How to parse out JavaScript from arbitrary HTML

116 Views Asked by At

I'm using jericho for sanitizing html and it works great. Except in one situation I can't figure out. I want to completely remove any script and the script content. Right now I'm getting the script tag removed but the actual script content is kept.

So currently I create a Source object and do a fullSequentialParse. Then I create an OutputDocument and loop through each tag.

When I get to a "script" tag I just want to replace the whole thing with "".

Any ideas?

TIA

2

There are 2 best solutions below

0
meskobalazs On

I am not familiar with Jericho, however it has the capability to work on a tree, very similar to a DOM tree, so you can remove the script element instead of just the tag. (If you have a huge HTML, this may not be optimal, though).

If not, then you can go for the SAX way of things.
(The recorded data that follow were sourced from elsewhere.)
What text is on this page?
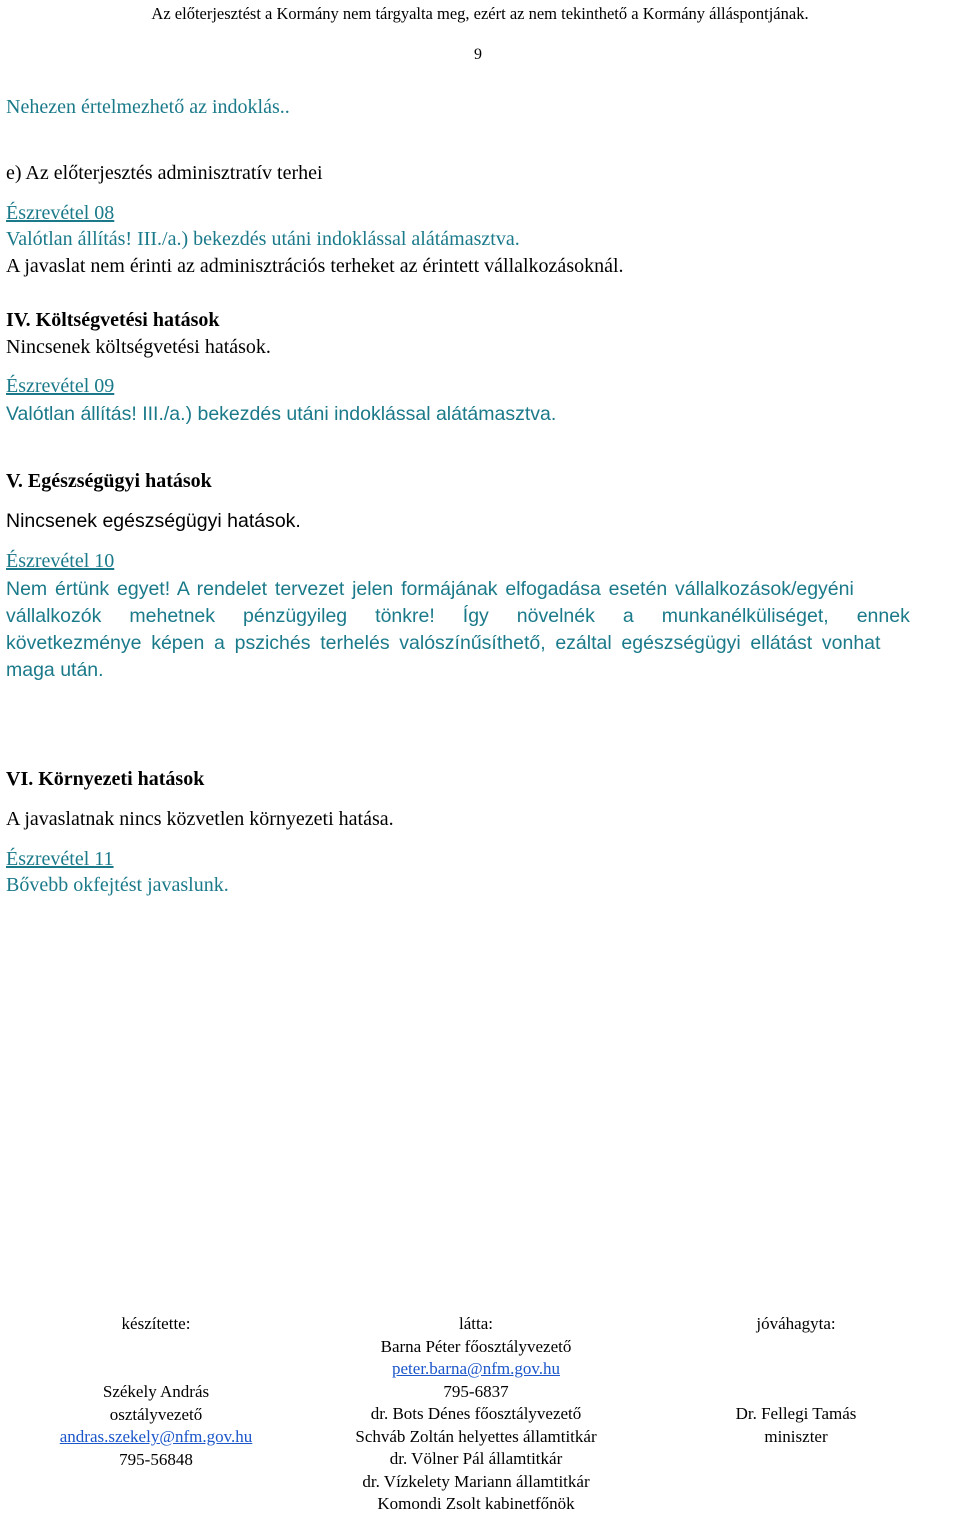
Az előterjesztést a Kormány nem tárgyalta meg, ezért az nem tekinthető a Kormány álláspontjának.
9
Nehezen értelmezhető az indoklás..
e) Az előterjesztés adminisztratív terhei
Észrevétel 08
Valótlan állítás! III./a.) bekezdés utáni indoklással alátámasztva.
A javaslat nem érinti az adminisztrációs terheket az érintett vállalkozásoknál.
IV. Költségvetési hatások
Nincsenek költségvetési hatások.
Észrevétel 09
Valótlan állítás! III./a.) bekezdés utáni indoklással alátámasztva.
V. Egészségügyi hatások
Nincsenek egészségügyi hatások.
Észrevétel 10
Nem értünk egyet! A rendelet tervezet jelen formájának elfogadása esetén vállalkozások/egyéni
vállalkozók mehetnek pénzügyileg tönkre! Így növelnék a munkanélküliséget, ennek
következménye képen a pszichés terhelés valószínűsíthető, ezáltal egészségügyi ellátást vonhat
maga után.
VI. Környezeti hatások
A javaslatnak nincs közvetlen környezeti hatása.
Észrevétel 11
Bővebb okfejtést javaslunk.
készítette:
Székely András
osztályvezető
andras.szekely@nfm.gov.hu
795-56848
látta:
Barna Péter főosztályvezető
peter.barna@nfm.gov.hu
795-6837
dr. Bots Dénes főosztályvezető
Schváb Zoltán helyettes államtitkár
dr. Völner Pál államtitkár
dr. Vízkelety Mariann államtitkár
Komondi Zsolt kabinetfőnök
jóváhagyta:
Dr. Fellegi Tamás
miniszter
Remember the opening script tag, and when you reach the closing tag, you can remove everything inbetween.

0
pro_cheats On

Simple and efficient method -

  1. Do the traversal to reach script Tags one by one.
  2. For every script Tag you can get its next end Tag (use a for loop).
  3. Get positions(Integer value) of start Tag and end Tag.
  4. Remove those lines from your source object.
  5. Replace the source file. (just create a new file and save in same folder, it'll overwrite)

A2A :)